Morlix's work behind the board for Williams ultimately led him to other production assignments for Ray Wylie Hubbard, Slaid Cleaves, Robert Earl Keen and Mary Gautier, but his relationship with his longtime boss began to crumble during the protracted sessions for her breakthrough hit, "Car Wheels on a Gravel Road," which he abandoned two years before its eventual release.
Still in all, he looks back on his time with Williams with affection. "Lucinda is a great songwriter, and I worked with her for 11 years," says Morlix, 57. "It got a little intense. You have cut some of these artists some slack because they're artists, and they're not going to be like everybody else. Working with her was great because the music was so great, but the intensity of it got a little too much for me at one point, and the scales tipped, and I had to bail. I always thought that it was worth it, making that great music, but I found out that I could make great music with other people, too. But I learned a lot from her. That's the first record I produced, Lucinda's album. I learned how to play concerts live playing with her. We went through a lot together."

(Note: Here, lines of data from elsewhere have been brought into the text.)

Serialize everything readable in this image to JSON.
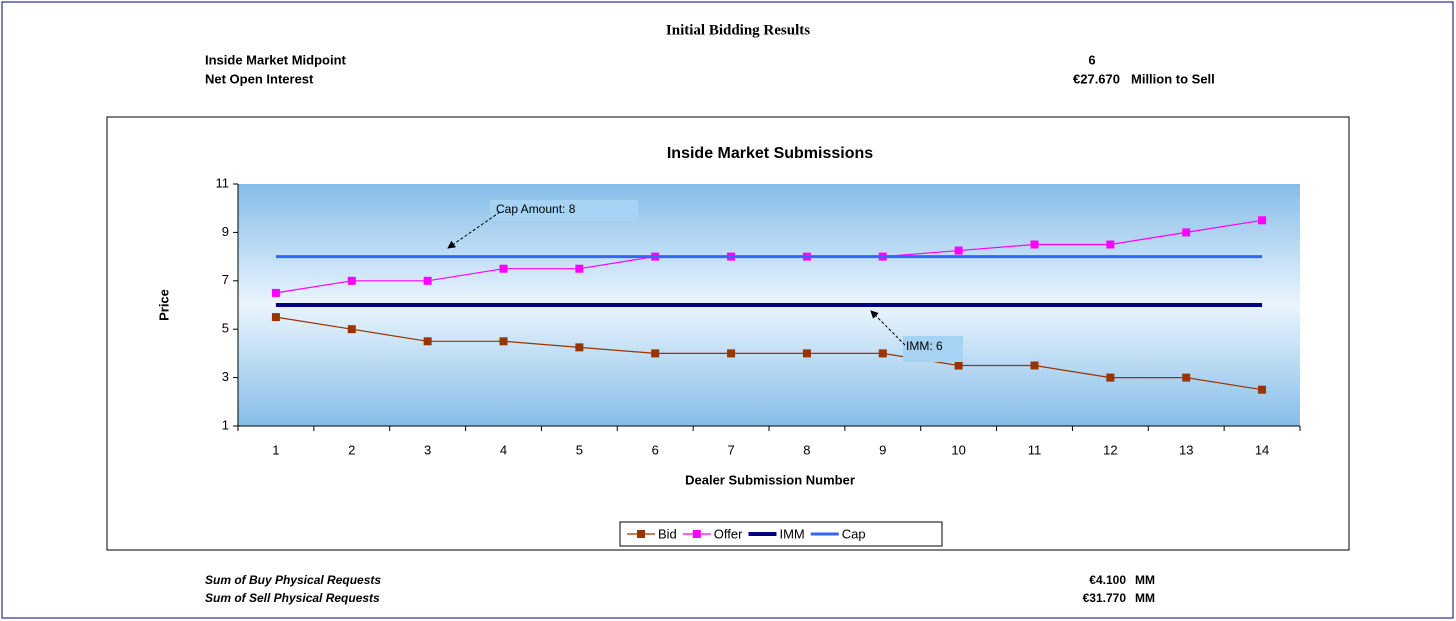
{
  "header": {
    "title": "Initial Bidding Results",
    "rows": [
      [
        "Inside Market Midpoint",
        "6"
      ],
      [
        "Net Open Interest",
        "€27.670",
        "Million to Sell"
      ]
    ]
  },
  "chart_data": {
    "type": "line",
    "title": "Inside Market Submissions",
    "x_label": "Dealer Submission Number",
    "y_label": "Price",
    "categories": [
      1,
      2,
      3,
      4,
      5,
      6,
      7,
      8,
      9,
      10,
      11,
      12,
      13,
      14
    ],
    "series": [
      {
        "name": "Bid",
        "color": "#993300",
        "marker": "square",
        "values": [
          5.5,
          5,
          4.5,
          4.5,
          4.25,
          4,
          4,
          4,
          4,
          3.5,
          3.5,
          3,
          3,
          2.5
        ]
      },
      {
        "name": "Offer",
        "color": "#ff00ff",
        "marker": "square",
        "values": [
          6.5,
          7,
          7,
          7.5,
          7.5,
          8,
          8,
          8,
          8,
          8.25,
          8.5,
          8.5,
          9,
          9.5
        ]
      },
      {
        "name": "IMM",
        "color": "#000080",
        "values": [
          6,
          6,
          6,
          6,
          6,
          6,
          6,
          6,
          6,
          6,
          6,
          6,
          6,
          6
        ]
      },
      {
        "name": "Cap",
        "color": "#3366ff",
        "values": [
          8,
          8,
          8,
          8,
          8,
          8,
          8,
          8,
          8,
          8,
          8,
          8,
          8,
          8
        ]
      }
    ],
    "ylim": [
      1,
      11
    ],
    "yticks": [
      1,
      3,
      5,
      7,
      9,
      11
    ],
    "legend": "bottom",
    "annotations": [
      {
        "text": "Cap Amount: 8"
      },
      {
        "text": "IMM: 6"
      }
    ]
  },
  "footer": {
    "rows": [
      [
        "Sum of Buy Physical Requests",
        "€4.100",
        "MM"
      ],
      [
        "Sum of Sell Physical Requests",
        "€31.770",
        "MM"
      ]
    ]
  }
}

Not long after severing ties with Williams, Morlix embarked on a new phase of creative endeavor, namely writing and recording his own work.
|Gurf Morlix - Music You Mighta Made|
Morlix's new album, "Last Exit to Happyland," out in February on his own label, sounds like the work of a seasoned artist with a long history and a deep catalog. So, its accomplishment is all the more impressive in light of the fact that his debut solo album, "Toad of Titicaca," came out a mere nine years ago and "Happyland" is just his fifth album overall. Morlix's quality has continually improved because he has become a keen student of his own work.
"That's the case with every album," says the Buffalo, N.Y. native. "I think I learn stuff on every album, and the next one grows from there. It's a constant growth period. On 'Diamonds to Dust,' I started playing a little more keyboard stuff, and I'm kind of getting into that more. I'm getting a little bored with lead guitar sounds and looking for other colors, things like that. Production values, little things that I'm maybe not even aware of, but I'm going in a direction. It's a constant growth."
While Morlix might be tinkering with the details, the basic sonic architecture he came up with for "Toad of Titicaca" and has continued through his string of albums - 2002's "Fishin' in the Muddy," 2004's "Cut 'n Shoot," 2007's "Diamonds to Dust" - has remained largely in place. His writing and recording foundation is solid as a rock.
"That's pretty much the same," says Morlix. "The writing just comes. You can't question that; you write what shows up. And you're lucky to get something, and then you've got to craft it, and that's the hard part. And the recording is just common sense; knowing what doesn't work and not doing that and making it sound organic and pleasing."
In pursuit of the latter, Morlix admits that he has absorbed a great deal from the numerous production jobs he has attracted since moving into that role on a more consistent basis.
"I've been really lucky to do a lot of records," says Morlix. "And all with artists I really like a lot."
"Last Exit to Happyland" benefited from Morlix's recent creative spurt, which resulted in a surplus of material from which to shape his latest. But clearly one of the lessons that he's learned, from his own work and his observations as a producer, is that not every raw gem is worth cutting and polishing.
"Lately I've been writing a lot and getting ideas really late at night, usually when I'm just about to go to bed. Something pops into my mind, and I go, 'Well, I should go to sleep because I've got to get up early, but I ought to spend an hour at least to flesh this out.' So, I get a lot of ideas then. And because I've been doing that a lot lately, I've got lots of songs. I've also learned to not record every song that I write. Just because I write it and get it finished doesn't mean it's good enough. So, hopefully, when it's time to make a record, I've got 20-25 songs to pick from, and if I can cull that down to 10 or 11, I'm doing great."
For Morlix, the 10 songs that comprise "Last Exit to Happyland" struck a similar chord as "Diamonds to Dust."
"Well, it's sort of a continuation of the 'Diamonds to Dust' theme. I think I really found my songwriting voice on 'Diamonds to Dust,' also my singing voice. A lot of friends of mine started dying, and I started being able to write about that. I've been writing songs for 30 years or more, but they weren't very good, and on 'Diamonds to Dust,' I finally tapped into something and all of a sudden I was writing songs that were moving to other people so that was kind of a breakthrough. This is sort of volume two of 'Diamonds to Dust'; I think the body count is a little lower on this one."